La sección siguiente es “Pantano”, una tierra mítica
que incluye faunos, niebla, fantasmas y danza. El pantano es el lento
y dificultoso esfuerzo por recorrer el camino aún con la piel
en carne viva: “golpéense como si remaran / en un bote
herrumbrado sobre un lago / /de barro”. Y el dolor es palpable
y está presente en la imposibilidad de hacerlo a un lado aunque
sea un instante. Aún así, hay vida: “Sólo
me guía un latido / mínimo...”
“Rompientes”, la tercera sección, promete un quiebre,
se vislumbra una mínima y descreída esperanza Se produce
el paso del invierno a la primavera. Y, si bien algunos poemas se
llenan de luz, no hay un renacimiento. Sigue el proceso de cambio,
lento y paulatino, íntimo e interior. Se activa la búsqueda.
La mujer es ahora madre. Y la necesidad de una identidad definida
está en el centro. El cambio esté quizás en que
se puede ver más allá del dolor proyectando y dejando
atrás lo demás: “Mientras espero, pienso en lo
que haré / para olvidar el mundo de los no-hechos”. Y
el agua bendita limpiará: “La lluvia / habrá lavado
toda huella que no sea / la mía”. Y esa certeza impulsa
el movimiento y la búsqueda de un Yo que ya no es lo que era,
que se sabe transformado por los golpes pero se niega a aceptarlo:
“De un espejo a otro espejo / buscaré en vano el rostro
que creí / tener antes de que este mundo se fijara”.
La cuarta sección se llama “Río Subterráneo”.
Un río en movimiento rige, no hay calma, sólo desesperación.
Hay búsquedas sin senderos y lágrimas sin sal. La rompiente
se transforma en furia: “Desgarra la ropa frágil del
pecho, pasa / sin parar las manos por su cabeza / tirando los aros
al piso, borra / cualquier resto de pintura en la cara”.
“Arroyos” es la sección final. Si bien el título
quizás augurara el comienzo del movimiento, el resurgir de
ese ser en la búsqueda, tal resolución está ausente.
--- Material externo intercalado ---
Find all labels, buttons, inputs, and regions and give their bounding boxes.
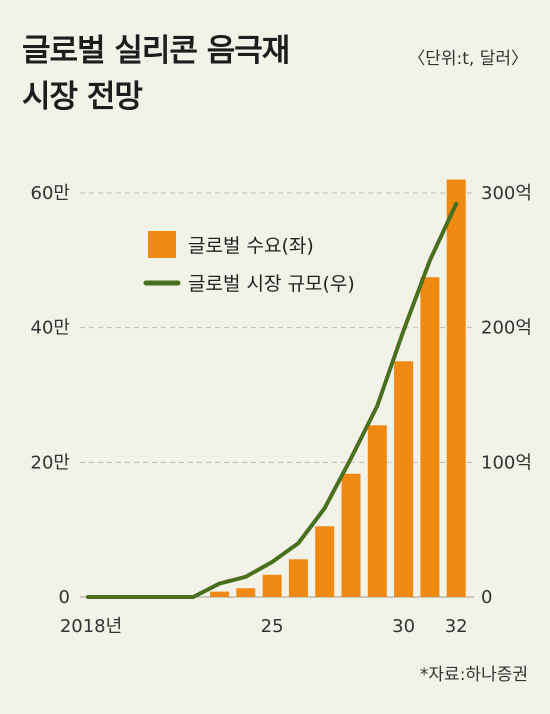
y-right-tick-label: 300억 <box>481 183 532 204</box>
y-left-tick-label: 0 <box>59 587 70 608</box>
x-tick-label: 25 <box>261 616 284 637</box>
y-left-tick-label: 20만 <box>31 452 70 473</box>
bar <box>446 179 466 598</box>
title-line-1: 글로벌 실리콘 음극재 <box>22 33 290 69</box>
y-right-tick-label: 0 <box>481 587 492 608</box>
source-note: *자료:하나증권 <box>419 665 528 685</box>
bar <box>262 574 282 597</box>
y-left-tick-label: 60만 <box>31 183 70 204</box>
y-right-tick-label: 200억 <box>481 318 532 339</box>
bars <box>210 179 466 598</box>
unit-label: 〈단위:t, 달러〉 <box>408 49 528 69</box>
x-tick-label: 2018년 <box>60 616 122 637</box>
legend-demand-label: 글로벌 수요(좌) <box>188 235 314 257</box>
bar <box>394 361 414 597</box>
bar <box>420 277 440 597</box>
bar <box>341 473 361 597</box>
bar <box>315 526 335 597</box>
chart-title: 글로벌 실리콘 음극재 시장 전망 <box>22 28 290 120</box>
line-series <box>86 201 459 599</box>
y-right-tick-label: 100억 <box>481 452 532 473</box>
title-line-2: 시장 전망 <box>22 79 143 115</box>
y-left-tick-label: 40만 <box>31 318 70 339</box>
bar <box>367 425 387 597</box>
x-tick-label: 32 <box>445 616 468 637</box>
legend-market-label: 글로벌 시장 규모(우) <box>188 273 355 295</box>
bar <box>236 588 256 597</box>
x-tick-label: 30 <box>392 616 415 637</box>
legend: 글로벌 수요(좌) 글로벌 시장 규모(우) <box>143 231 355 295</box>
y-axis-right: 0 100억 200억 300억 <box>481 183 532 608</box>
x-axis: 2018년 25 30 32 <box>60 616 468 637</box>
bar <box>210 591 229 597</box>
bar <box>288 559 308 597</box>
y-axis-left: 0 20만 40만 60만 <box>31 183 70 608</box>
legend-bar-swatch <box>148 231 176 258</box>
market-size-line <box>86 201 459 599</box>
Se resuelve tal vez el sufrimiento y la pérdida: “Oigo
/ promesas de felicidad impersonales / como si fueran condenas, intimaciones
/ de desalojo”. Hay vida y festejo, y se atisba un futuro que
no llega. La sensación sigue siendo de dolor, de angustia,
de sufrimiento, una impotencia irremediable ante la muerte. Y el otro
que reaparece salvador. Y hasta encuentra voz propia para prometer
una salida: “Te pido que me esperes, / no volvás al sopor,
te voy a dar / el remedio blanco de otro sueño / más
corto”. Al final hay una danza adolescente que nos muestra la
mirada nostálgica del Yo. Y la felicidad se ve desde lejos,
queda como promesa que nunca se concreta.
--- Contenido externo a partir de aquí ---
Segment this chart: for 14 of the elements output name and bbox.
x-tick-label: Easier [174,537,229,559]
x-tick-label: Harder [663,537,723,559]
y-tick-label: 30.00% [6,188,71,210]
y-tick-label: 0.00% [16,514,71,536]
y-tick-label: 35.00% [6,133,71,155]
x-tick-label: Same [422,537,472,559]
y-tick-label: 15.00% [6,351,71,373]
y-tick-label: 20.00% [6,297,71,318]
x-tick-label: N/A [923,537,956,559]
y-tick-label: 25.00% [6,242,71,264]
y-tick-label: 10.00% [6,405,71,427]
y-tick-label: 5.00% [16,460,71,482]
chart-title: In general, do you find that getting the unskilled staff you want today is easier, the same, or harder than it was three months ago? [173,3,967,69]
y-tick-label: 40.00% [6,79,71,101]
Esta última sección hace un movimiento repentino hacia
atrás. Pero como todo viaje, aún cuando volvamos al
mismo lugar, nosotros ya no somos los mismos y eso sólo cambia
todo. No en vano hemos transitado el camino. Quizás la resolución
esté en la calma, en la observación de la felicidad
ajena, que en algún punto se disfruta aunque resulte impensable
para el Yo.
En Canéforas, Mattoni logra hacer de la lectura de sus poemas
una experiencia vivencial, en la que nos vemos transportados a tierras
de sueños salpicadas de cotidianeidad, y sentimos en carne
propia el dolor de buscar la identidad.